Approved change requests are formal authorizations to implement specific changes to project baselines, plans, deliverables, or documents after evaluation by a defined change authority. They specify what will change, when it takes effect, and any conditions for implementation.

Key Points

  • Approved change requests document authorized modifications and the decision that allowed them.
  • They result from the project's change control process and are inputs to implementing and controlling work.
  • Each approval should state scope of change, impacts, constraints, and effective date.
  • Traceability is required from the original request through analysis, decision, implementation, and verification.
  • They may trigger updates to baselines, plans, contracts, and configuration items.
  • In adaptive approaches, approvals can be delegated (e.g., product owner), and prioritized backlog items serve as authorization within governance limits.

Purpose

To provide clear, auditable authorization to modify project work in a controlled manner. This artifact prevents scope creep, aligns stakeholders on what will change and why, and enables consistent implementation, monitoring, and verification.

Who Approves

  • Change control board (CCB) for changes that affect baselines or major constraints, as defined in the change management plan.
  • Project sponsor for strategic, funding, or scope decisions beyond the CCB's authority.
  • Product owner in adaptive approaches for product backlog content and priority within agreed guardrails.
  • Project manager for low-impact changes within documented tolerances and delegations.
  • Functional managers or resource owners for staffing changes within their allocation authority.
  • Procurement/contract authority for vendor-related changes requiring contract amendments.

How to Prepare

  • Reference the original change request ID and link to the analysis and decision record (approver, date, outcome).
  • Describe the approved change clearly: what is changing, why, scope boundaries, and conditions or constraints.
  • Summarize impact analysis results across scope, schedule, cost, quality, risks, value, and stakeholder impact.
  • List affected baselines, plans, documents, and configuration items, including new version identifiers.
  • Define the implementation approach: tasks, owner, start date, dependencies, rollout steps, and rollback/contingency.
  • Specify acceptance criteria, verification method, and how completion will be evidenced and closed in the log.
  • Outline communication, training, and procurement actions (e.g., change orders) if applicable.

How to Use

  • Update relevant baselines and management plans per the approval and configuration management rules.
  • Create or update schedule activities or backlog items, assign owners, and integrate into current iteration or release as appropriate.
  • Coordinate with vendors and issue contract change orders when required by procurement terms.
  • Communicate the change to affected stakeholders and team members; maintain traceability in the change log.
  • Monitor implementation through Direct and Manage Project Work and verify outcomes through quality control.
  • Update risks, assumptions, and lessons learned; close the change in the log after verification.

Gate Checklist Example

  • Approval recorded with authority, date, and any conditions or limits.
  • Baseline and plan updates drafted, reviewed, and versioned in the configuration system.
  • Schedule integrated and dependencies analyzed; no conflicts with critical milestones.
  • Funding confirmed and cost baseline updated; benefits case still valid.
  • Quality and acceptance criteria defined; test or validation plan prepared.
  • Risks, communications, and training updates complete; owners assigned.
  • Rollback/contingency plan defined and feasible.
  • Regulatory, compliance, or cybersecurity impacts assessed and approvals obtained if needed.
  • For procurements, contract change order prepared and supplier acknowledgment planned.

Governance Rules

  • Define thresholds and delegated authority levels for different change types and impacts.
  • Maintain a single change log and configuration management system as the system of record.
  • No implementation without recorded approval, except via documented emergency procedures.
  • Time-box decisions and set approval expiry if not implemented by a stated date.
  • Ensure segregation of duties between requester, analyst, approver, and implementer where practical.
  • Retain complete audit trails, including alternatives considered and rationale for the decision.
  • Establish change freeze windows and exceptions criteria for critical phases or releases.

PMP Example Question

A change request has been reviewed and approved by the change control board. What should the project manager do next?

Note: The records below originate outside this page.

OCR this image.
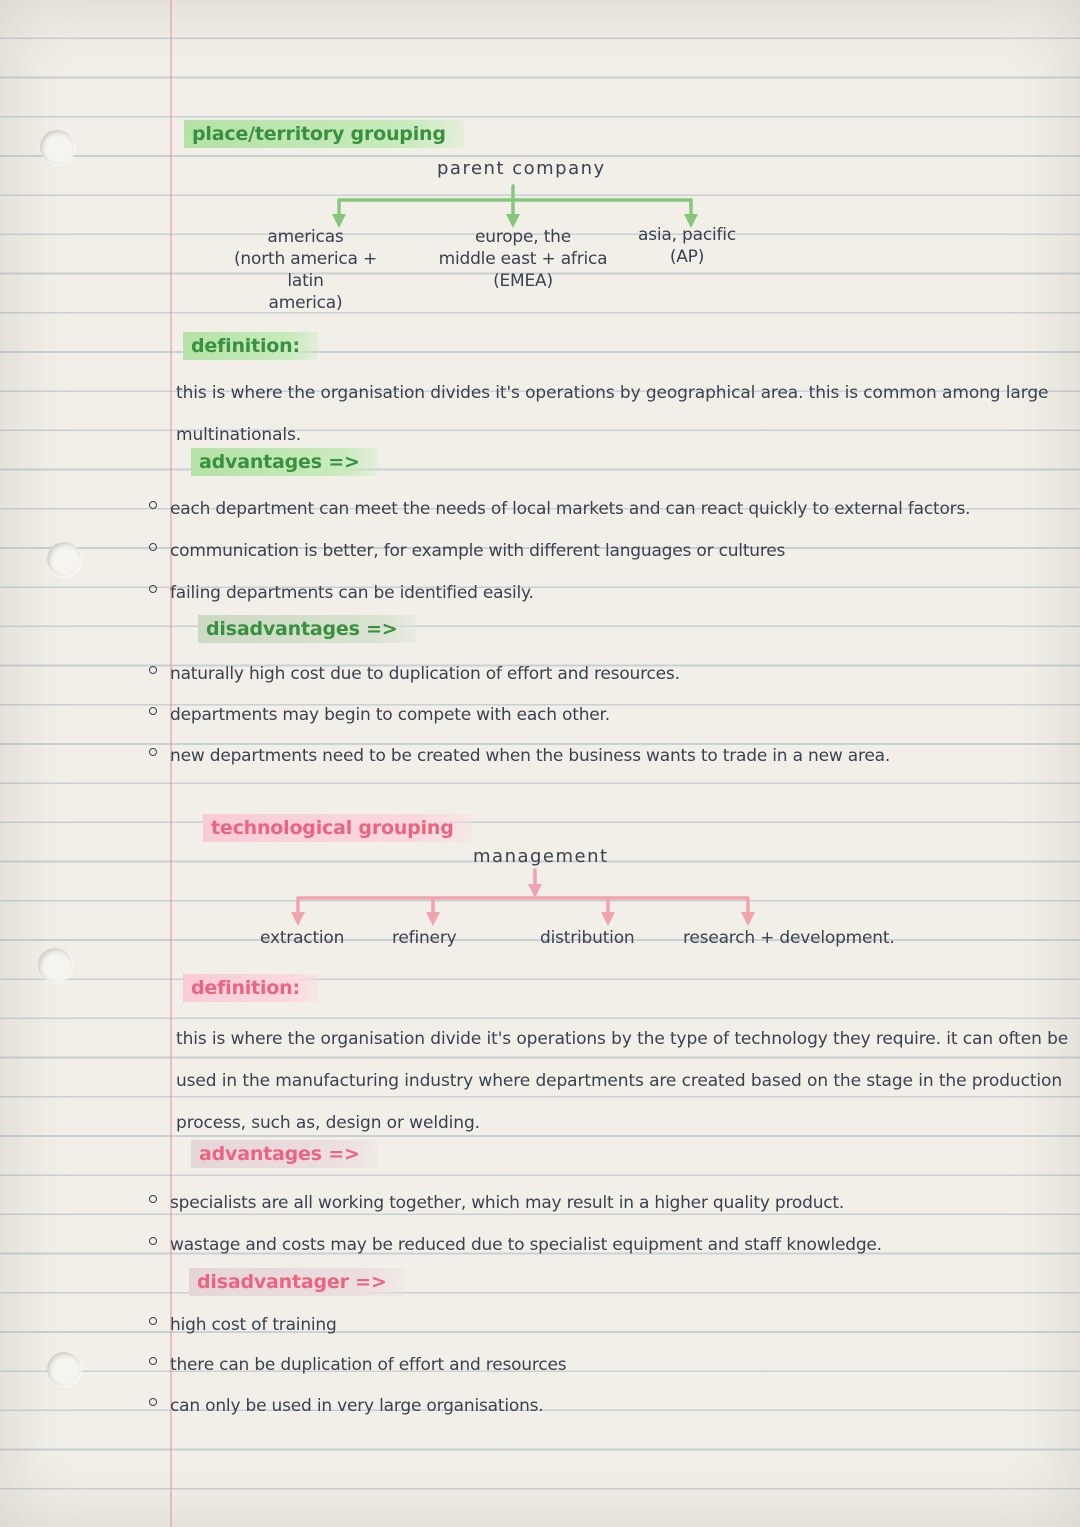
place/territory grouping
parent company
americas
(north america + latin
america)
europe, the
middle east + africa
(EMEA)
asia, pacific
(AP)
definition:

this is where the organisation divides it's operations by geographical area. this is common among large multinationals.

advantages =>
each department can meet the needs of local markets and can react quickly to external factors.
communication is better, for example with different languages or cultures
failing departments can be identified easily.
disadvantages =>
naturally high cost due to duplication of effort and resources.
departments may begin to compete with each other.
new departments need to be created when the business wants to trade in a new area.
technological grouping
management
extraction	refinery	distribution	research + development.
definition:

this is where the organisation divide it's operations by the type of technology they require. it can often be used in the manufacturing industry where departments are created based on the stage in the production process, such as, design or welding.

advantages =>
specialists are all working together, which may result in a higher quality product.
wastage and costs may be reduced due to specialist equipment and staff knowledge.
disadvantager =>
high cost of training
there can be duplication of effort and resources
can only be used in very large organisations.
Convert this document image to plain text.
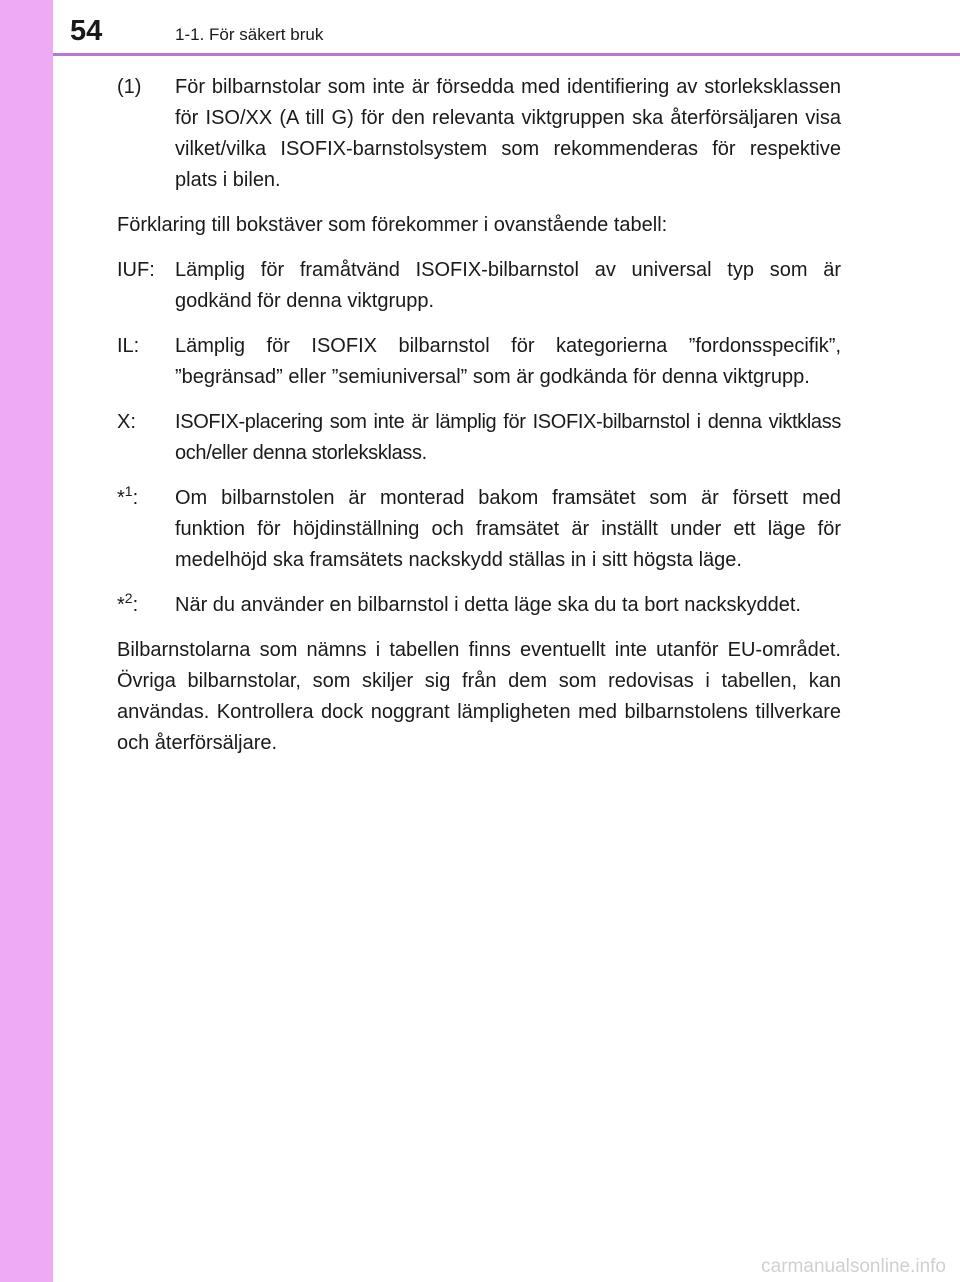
54	1-1. För säkert bruk
(1)	För bilbarnstolar som inte är försedda med identifiering av storleksklassen för ISO/XX (A till G) för den relevanta viktgruppen ska återförsäljaren visa vilket/vilka ISOFIX-barnstolsystem som rekommenderas för respektive plats i bilen.

Förklaring till bokstäver som förekommer i ovanstående tabell:

IUF:	Lämplig för framåtvänd ISOFIX-bilbarnstol av universal typ som är godkänd för denna viktgrupp.
IL:	Lämplig för ISOFIX bilbarnstol för kategorierna ”fordonsspecifik”, ”begränsad” eller ”semiuniversal” som är godkända för denna viktgrupp.
X:	ISOFIX-placering som inte är lämplig för ISOFIX-bilbarnstol i denna viktklass och/eller denna storleksklass.
*$^1$:	Om bilbarnstolen är monterad bakom framsätet som är försett med funktion för höjdinställning och framsätet är inställt under ett läge för medelhöjd ska framsätets nackskydd ställas in i sitt högsta läge.
*$^2$:	När du använder en bilbarnstol i detta läge ska du ta bort nackskyddet.

Bilbarnstolarna som nämns i tabellen finns eventuellt inte utanför EU-området. Övriga bilbarnstolar, som skiljer sig från dem som redovisas i tabellen, kan användas. Kontrollera dock noggrant lämpligheten med bilbarnstolens tillverkare och återförsäljare.

carmanualsonline.info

  1. Update the schedule and implement the change immediately without further actions.
  2. Communicate the approval, update baselines and plans as needed, create implementation tasks, and track execution.
  3. Reopen impact analysis to confirm the original assumptions before acting.
  4. Log the approval and defer implementation to project closeout.

Correct Answer: B — Communicate the approval, update baselines and plans, create tasks, and track execution.

Explanation: Once a change is approved, it is integrated into the project and implemented under controlled execution, followed by verification. Reanalysis or deferral is not appropriate unless conditions have changed.